AUTHOR=Geldof Tine , Van Damme Nancy , Huys Isabelle , Van Dyck Walter TITLE=Patient-Level Effectiveness Prediction Modeling for Glioblastoma Using Classification Trees JOURNAL=Frontiers in Pharmacology VOLUME=10 YEAR=2020 URL=https://www.frontiersin.org/journals/pharmacology/articles/10.3389/fphar.2019.01665 DOI=10.3389/fphar.2019.01665 ISSN=1663-9812 ABSTRACT=Objectives

Little research has been done in pharmacoepidemiology on the use of machine learning for exploring medicinal treatment effectiveness in oncology.

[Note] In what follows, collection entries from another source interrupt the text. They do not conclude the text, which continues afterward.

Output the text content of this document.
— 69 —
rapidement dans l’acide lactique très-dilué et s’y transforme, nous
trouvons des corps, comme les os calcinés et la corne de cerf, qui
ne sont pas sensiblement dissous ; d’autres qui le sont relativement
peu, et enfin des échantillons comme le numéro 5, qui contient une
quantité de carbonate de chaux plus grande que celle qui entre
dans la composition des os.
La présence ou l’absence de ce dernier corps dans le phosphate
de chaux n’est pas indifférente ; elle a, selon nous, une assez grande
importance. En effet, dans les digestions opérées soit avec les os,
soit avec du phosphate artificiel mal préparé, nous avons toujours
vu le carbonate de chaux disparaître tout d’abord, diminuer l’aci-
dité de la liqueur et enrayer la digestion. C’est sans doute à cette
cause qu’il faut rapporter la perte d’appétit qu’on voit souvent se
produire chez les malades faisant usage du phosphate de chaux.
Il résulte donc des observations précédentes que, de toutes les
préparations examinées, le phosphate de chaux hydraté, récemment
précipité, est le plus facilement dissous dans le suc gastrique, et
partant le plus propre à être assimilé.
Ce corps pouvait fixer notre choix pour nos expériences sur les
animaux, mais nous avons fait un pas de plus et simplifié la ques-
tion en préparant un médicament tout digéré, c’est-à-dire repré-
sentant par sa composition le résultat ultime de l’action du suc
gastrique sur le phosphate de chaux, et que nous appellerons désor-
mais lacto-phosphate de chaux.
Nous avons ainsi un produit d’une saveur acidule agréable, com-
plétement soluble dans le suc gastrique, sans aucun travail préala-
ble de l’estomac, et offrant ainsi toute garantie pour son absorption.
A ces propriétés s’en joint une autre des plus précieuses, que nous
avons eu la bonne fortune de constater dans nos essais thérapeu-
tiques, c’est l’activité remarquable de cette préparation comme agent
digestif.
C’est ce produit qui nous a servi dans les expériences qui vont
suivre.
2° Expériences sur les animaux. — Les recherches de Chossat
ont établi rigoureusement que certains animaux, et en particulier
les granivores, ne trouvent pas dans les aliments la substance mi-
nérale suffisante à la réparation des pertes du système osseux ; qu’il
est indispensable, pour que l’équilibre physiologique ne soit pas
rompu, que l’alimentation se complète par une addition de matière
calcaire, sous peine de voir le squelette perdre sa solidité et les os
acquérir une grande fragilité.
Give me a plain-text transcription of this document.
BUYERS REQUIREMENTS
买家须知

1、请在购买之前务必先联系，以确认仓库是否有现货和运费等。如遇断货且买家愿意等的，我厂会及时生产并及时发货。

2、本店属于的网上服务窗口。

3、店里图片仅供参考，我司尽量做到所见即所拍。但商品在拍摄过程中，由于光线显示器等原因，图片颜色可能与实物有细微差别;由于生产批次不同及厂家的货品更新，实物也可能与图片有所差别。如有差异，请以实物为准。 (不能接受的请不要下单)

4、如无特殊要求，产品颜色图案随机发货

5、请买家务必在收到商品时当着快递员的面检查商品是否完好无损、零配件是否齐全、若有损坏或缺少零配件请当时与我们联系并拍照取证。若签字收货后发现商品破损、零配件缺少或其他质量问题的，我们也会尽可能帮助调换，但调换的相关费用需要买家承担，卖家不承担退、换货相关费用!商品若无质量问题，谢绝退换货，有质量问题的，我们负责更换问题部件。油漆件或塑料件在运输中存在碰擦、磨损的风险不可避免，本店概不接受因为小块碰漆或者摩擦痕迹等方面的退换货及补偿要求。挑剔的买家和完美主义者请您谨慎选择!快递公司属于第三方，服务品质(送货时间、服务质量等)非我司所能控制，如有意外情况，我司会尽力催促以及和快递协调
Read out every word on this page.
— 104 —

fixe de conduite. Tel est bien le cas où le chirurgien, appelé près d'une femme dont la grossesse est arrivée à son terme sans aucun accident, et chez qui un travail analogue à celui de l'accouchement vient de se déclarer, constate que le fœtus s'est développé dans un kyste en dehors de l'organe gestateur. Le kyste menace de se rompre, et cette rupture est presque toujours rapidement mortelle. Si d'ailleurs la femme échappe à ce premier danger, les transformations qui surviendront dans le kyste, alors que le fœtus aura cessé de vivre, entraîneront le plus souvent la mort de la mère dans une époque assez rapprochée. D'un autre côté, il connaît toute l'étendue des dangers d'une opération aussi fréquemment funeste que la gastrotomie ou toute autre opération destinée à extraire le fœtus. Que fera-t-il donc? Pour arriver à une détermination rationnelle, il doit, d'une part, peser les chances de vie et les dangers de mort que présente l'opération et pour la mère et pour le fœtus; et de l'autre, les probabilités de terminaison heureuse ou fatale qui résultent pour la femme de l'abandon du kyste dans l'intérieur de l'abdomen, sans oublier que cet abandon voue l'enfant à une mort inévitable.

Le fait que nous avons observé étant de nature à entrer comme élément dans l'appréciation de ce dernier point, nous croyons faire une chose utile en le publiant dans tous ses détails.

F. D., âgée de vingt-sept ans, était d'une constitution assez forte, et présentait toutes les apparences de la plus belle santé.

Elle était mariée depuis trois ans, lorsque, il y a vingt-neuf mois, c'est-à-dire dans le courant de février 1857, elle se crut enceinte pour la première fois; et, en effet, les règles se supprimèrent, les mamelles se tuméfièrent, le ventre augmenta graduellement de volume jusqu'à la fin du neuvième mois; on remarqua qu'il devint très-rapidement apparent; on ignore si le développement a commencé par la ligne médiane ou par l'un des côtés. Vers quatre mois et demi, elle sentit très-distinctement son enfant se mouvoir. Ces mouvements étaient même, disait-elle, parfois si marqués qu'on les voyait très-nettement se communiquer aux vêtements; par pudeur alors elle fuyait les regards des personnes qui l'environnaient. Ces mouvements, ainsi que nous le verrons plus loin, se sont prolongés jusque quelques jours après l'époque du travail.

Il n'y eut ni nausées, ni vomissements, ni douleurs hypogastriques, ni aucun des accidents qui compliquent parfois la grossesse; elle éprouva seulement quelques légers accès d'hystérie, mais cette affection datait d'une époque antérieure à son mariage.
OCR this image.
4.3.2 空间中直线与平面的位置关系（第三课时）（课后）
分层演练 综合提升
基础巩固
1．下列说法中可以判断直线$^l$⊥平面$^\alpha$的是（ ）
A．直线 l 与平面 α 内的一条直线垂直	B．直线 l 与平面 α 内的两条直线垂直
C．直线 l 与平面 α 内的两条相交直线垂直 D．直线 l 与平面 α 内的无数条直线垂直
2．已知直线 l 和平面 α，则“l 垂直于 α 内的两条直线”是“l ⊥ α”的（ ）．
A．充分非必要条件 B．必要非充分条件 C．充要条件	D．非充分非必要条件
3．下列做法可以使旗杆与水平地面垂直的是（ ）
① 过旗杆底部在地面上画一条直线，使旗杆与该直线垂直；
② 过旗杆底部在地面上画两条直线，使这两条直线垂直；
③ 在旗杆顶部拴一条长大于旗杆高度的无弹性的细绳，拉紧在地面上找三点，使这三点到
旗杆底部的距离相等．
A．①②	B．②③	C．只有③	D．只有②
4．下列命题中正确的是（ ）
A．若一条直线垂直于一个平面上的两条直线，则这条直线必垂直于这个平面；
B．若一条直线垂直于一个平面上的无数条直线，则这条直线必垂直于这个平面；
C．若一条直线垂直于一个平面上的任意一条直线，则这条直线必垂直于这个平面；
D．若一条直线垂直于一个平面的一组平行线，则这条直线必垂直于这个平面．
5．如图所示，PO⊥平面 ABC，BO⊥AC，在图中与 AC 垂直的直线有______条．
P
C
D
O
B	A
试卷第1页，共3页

Therefore, the aim of this study was to explore the added value of machine learning methods to investigate individual treatment responses for glioblastoma patients treated with temozolomide.

Methods

Based on a retrospective observational registry covering 3090 patients with glioblastoma treated with temozolomide, we proposed the use of a two-step iterative exploratory learning process consisting of an initialization phase and a machine learning phase. For initialization, we defined a binary response variable as the target label using one-by-one nearest neighbor propensity score matching. Secondly, a classification tree algorithm was trained and validated for dividing individual patients into treatment response and non-response groups. Theorizing about treatment response was then done by evaluating the tree performance.

Results

The classification tree model has an area under the curve (AUC) classification performance of 67% corresponding to a sensitivity of 0.69 and a specificity of 0.51. This result in predicting patient-level response was slightly better than the logistic regression model featuring an AUC of 64% (0.63 sensitivity and 0.54 specificity). The tree confirms confounding by age and discovers further age-related stratification with chemotherapy-treatment dependency, both not revealed in preceding clinical studies. The model lacked genetic information confounding treatment response.

Conclusions

A classification tree was found to be suitable for understanding patient-level effectiveness for this glioblastoma–temozolomide case because of its high interpretability and capability to deal with covariate interdependencies, essential in a real-world environment. Possible improvements in the model’s classification can be achieved by including genetic information and collecting primary data on treatment response. The model can be valuable in clinical practice for predicting personal treatment pathways.